Looking Beyond Books in Brooklyn
This article is from the archive of The New York Sun before the launch of its new website in 2022. The Sun has neither altered nor updated such articles but will seek to correct any errors, mis-categorizations or other problems introduced during transfer.

As Brooklyn’s Grand Army Plaza and its memorial arch come into view along Flatbush Avenue, no one who loves Paris’s Arc de Triomphe and the Place de l’Étoile is immune to a lift in spirit. The Brooklyn Public Library also echoes Paris and the moderne-style Palais de Chaillot on the Place du Trocadéro with sleek lines, gilt, and all. The connections between the striking façade of the library and the Brooklyn plaza are even more felicitous now due to a recent renovation that has replaced a grand staircase with a new plaza that descends gently to the main one.
Along with Polshek Partnership Architects’s entrance façade for the nearby Brooklyn Museum and Richard Meier’s 15-story glass residential tower, On Prospect Park, rising across the street, the library’s important architectural additions, including an underground auditorium for cultural events, are contributing to the reanimation of the neighborhood and the institution itself.
“No longer a place simply to borrow books,” the library’s executive director, Dionne Mack-Harvin, said, “libraries now serve as cultural centers and as the most accessible public spaces outside of public parks where community groups may gather.” With these goals in mind, along with the needs of the electronic revolution, the Brooklyn Public Library has reshaped its mission, as well as its premises, without losing its focus on literature and the borough’s social history.

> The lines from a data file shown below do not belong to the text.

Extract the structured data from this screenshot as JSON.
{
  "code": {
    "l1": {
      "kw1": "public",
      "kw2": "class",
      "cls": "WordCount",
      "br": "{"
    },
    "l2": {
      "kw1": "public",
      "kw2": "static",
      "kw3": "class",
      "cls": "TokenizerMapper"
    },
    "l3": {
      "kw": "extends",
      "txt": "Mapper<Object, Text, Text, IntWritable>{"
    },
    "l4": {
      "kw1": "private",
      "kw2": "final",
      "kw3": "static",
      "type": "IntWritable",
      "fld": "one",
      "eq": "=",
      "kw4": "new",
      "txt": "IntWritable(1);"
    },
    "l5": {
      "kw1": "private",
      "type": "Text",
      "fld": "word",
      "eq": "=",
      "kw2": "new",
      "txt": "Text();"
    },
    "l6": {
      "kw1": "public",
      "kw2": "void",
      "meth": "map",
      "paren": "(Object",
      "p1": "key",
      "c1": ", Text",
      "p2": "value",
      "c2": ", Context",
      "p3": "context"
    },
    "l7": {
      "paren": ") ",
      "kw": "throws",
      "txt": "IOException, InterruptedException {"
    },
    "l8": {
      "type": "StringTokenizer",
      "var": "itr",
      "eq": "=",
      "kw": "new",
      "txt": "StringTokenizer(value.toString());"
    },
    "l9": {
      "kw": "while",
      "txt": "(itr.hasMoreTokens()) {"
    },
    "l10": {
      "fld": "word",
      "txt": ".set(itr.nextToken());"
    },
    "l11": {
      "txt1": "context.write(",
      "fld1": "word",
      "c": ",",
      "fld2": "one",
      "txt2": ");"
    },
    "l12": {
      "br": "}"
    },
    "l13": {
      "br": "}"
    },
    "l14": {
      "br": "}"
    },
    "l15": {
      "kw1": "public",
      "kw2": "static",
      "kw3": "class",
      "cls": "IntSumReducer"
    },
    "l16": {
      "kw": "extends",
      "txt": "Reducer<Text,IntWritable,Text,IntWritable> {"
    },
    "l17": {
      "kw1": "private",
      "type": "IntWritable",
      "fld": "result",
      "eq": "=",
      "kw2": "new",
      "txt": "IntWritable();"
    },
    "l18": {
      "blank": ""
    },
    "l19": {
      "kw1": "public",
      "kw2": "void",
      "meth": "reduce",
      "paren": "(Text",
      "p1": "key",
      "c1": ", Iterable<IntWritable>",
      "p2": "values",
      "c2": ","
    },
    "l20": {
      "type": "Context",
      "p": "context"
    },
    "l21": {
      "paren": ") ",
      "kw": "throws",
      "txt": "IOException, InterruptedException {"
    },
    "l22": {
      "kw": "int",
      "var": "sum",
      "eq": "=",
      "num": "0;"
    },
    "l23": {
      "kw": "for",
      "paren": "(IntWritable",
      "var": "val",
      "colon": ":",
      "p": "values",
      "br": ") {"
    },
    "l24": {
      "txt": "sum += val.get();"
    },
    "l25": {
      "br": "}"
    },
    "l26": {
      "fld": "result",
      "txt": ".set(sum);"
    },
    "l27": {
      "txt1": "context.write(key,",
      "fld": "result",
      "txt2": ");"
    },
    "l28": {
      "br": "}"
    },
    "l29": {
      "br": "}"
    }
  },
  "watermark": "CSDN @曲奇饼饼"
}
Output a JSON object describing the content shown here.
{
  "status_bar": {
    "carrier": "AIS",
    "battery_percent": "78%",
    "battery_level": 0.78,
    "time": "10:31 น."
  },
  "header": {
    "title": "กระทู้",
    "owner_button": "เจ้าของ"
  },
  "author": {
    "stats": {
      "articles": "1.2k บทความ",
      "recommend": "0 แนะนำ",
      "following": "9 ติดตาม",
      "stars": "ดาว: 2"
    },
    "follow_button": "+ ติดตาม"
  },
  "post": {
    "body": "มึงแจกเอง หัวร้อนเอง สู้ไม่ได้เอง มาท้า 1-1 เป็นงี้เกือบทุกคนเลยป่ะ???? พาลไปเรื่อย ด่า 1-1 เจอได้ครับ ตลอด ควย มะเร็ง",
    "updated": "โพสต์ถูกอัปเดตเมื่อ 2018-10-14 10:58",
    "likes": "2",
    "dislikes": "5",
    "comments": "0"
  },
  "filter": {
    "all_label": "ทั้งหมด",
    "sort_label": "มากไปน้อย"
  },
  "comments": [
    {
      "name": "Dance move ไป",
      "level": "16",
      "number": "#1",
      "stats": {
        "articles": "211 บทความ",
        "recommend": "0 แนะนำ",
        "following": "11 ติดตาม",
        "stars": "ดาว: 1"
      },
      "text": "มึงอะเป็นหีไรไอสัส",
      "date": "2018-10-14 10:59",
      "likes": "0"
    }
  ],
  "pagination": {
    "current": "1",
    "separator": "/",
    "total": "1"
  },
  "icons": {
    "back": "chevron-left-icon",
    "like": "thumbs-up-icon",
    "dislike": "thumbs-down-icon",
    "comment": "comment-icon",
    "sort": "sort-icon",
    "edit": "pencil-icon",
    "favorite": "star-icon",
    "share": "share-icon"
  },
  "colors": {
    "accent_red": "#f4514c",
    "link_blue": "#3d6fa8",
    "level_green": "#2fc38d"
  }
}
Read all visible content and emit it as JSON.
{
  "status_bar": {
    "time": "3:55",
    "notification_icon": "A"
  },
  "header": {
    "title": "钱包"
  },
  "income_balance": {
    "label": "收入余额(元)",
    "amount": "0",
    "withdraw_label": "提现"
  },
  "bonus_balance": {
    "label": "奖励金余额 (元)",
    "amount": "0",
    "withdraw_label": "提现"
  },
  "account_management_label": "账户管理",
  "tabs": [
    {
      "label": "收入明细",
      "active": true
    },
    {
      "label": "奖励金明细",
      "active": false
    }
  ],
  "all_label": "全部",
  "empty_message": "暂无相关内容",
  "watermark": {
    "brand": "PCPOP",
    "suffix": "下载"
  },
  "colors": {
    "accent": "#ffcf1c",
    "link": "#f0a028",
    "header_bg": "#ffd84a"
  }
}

Although the library was completed in 1941, the architects Alfred Morton Githens and Francis Keally worked around the preexisting foundation and steel structure of an earlier Beaux-Arts design by Raymond F. Almirall that had been held up by politics and budgets. Designed in unadorned Indiana limestone, the building resembles an open book with two wings that slant toward a central spine, which is the main entrance facing Grand Army Plaza. Two concave columnar forms with gilt reliefs of figures symbolizing the arts and sciences flank the entrance — with Athena and her wise owl at the top — and 15 panels in bronze over the doors depict storybook characters. Not only does the structure look like a book, it reads like one as well with inscriptions by Shakespeare, Horace, Henry David Thoreau, and a multitude of others, inside and out, that are meant to inspire at every turn.
In designing the library’s new granite entrance plaza, architect Vincent Benic — working with landscape architect Signe Nielsen — has created a public platform that serves in balmy weather as an outdoor performance space and as a café (offering free wireless Internet access) that will seat 200 people by next summer. Flanking the shallow steps, bubbling jets of water flow down the slope as a visual extension of the 1932 Bailey Fountain across Grand Army Plaza. With attractive lampposts and high granite walls, the new fully accessible plaza has retained for the library its monumental stance while opening it up to the surrounding area including Prospect Park.
In a collegial gesture, the Brooklyn Botanic Garden has provided its sister institution with arrangements of flowering plants and grasses in freestanding planters at the plaza’s bottom edge. And in the surrounding grounds, Ms. Nielsen replaced trees that were removed for construction with fragrant Japanese lilacs and zelkovas. For ground covers, she selected low-maintenance creeping lily turf and purple-leaf winter creepers, and to conceal the bicycle racks on one side, winterberry shrubs.
The second transformation, equal to the first, is the Dr. S. Stevan Dweck Center for Contemporary Culture, the new auditorium and foyer in a space formerly occupied by staff offices and general storage. A Brooklynite now living in California, Dr. Dweck donated $1.5 million toward the library’s renovation. With its own side entrance at street level to a ticket office, this theater has a spacious foyer for intermissions and greenrooms that double as meeting rooms for local groups. In a palette of dark wood paneling with green ultrasuede seats for 200, the auditorium is intimate with an ample stage for musical or literary events. A forthcoming weekend, for example, will include a panel discussion about Brooklyn and the Civil War and how artists represented it. The weekend will also feature a program by the Brooklyn Philharmonic of popular songs from the era (November 10 and 11).
In harmony with tradition, four new inscriptions have been carved into the paneling on either side of the stage, with one by Henry Wadsworth Longfellow seemingly a motto for the project’s goals: “Let us, then be up and doing, / With a heart for any fate; / Still achieving, still pursuing, / Learn to labor and to wait.” Judging from the enthusiastic community response, the wait will not be long.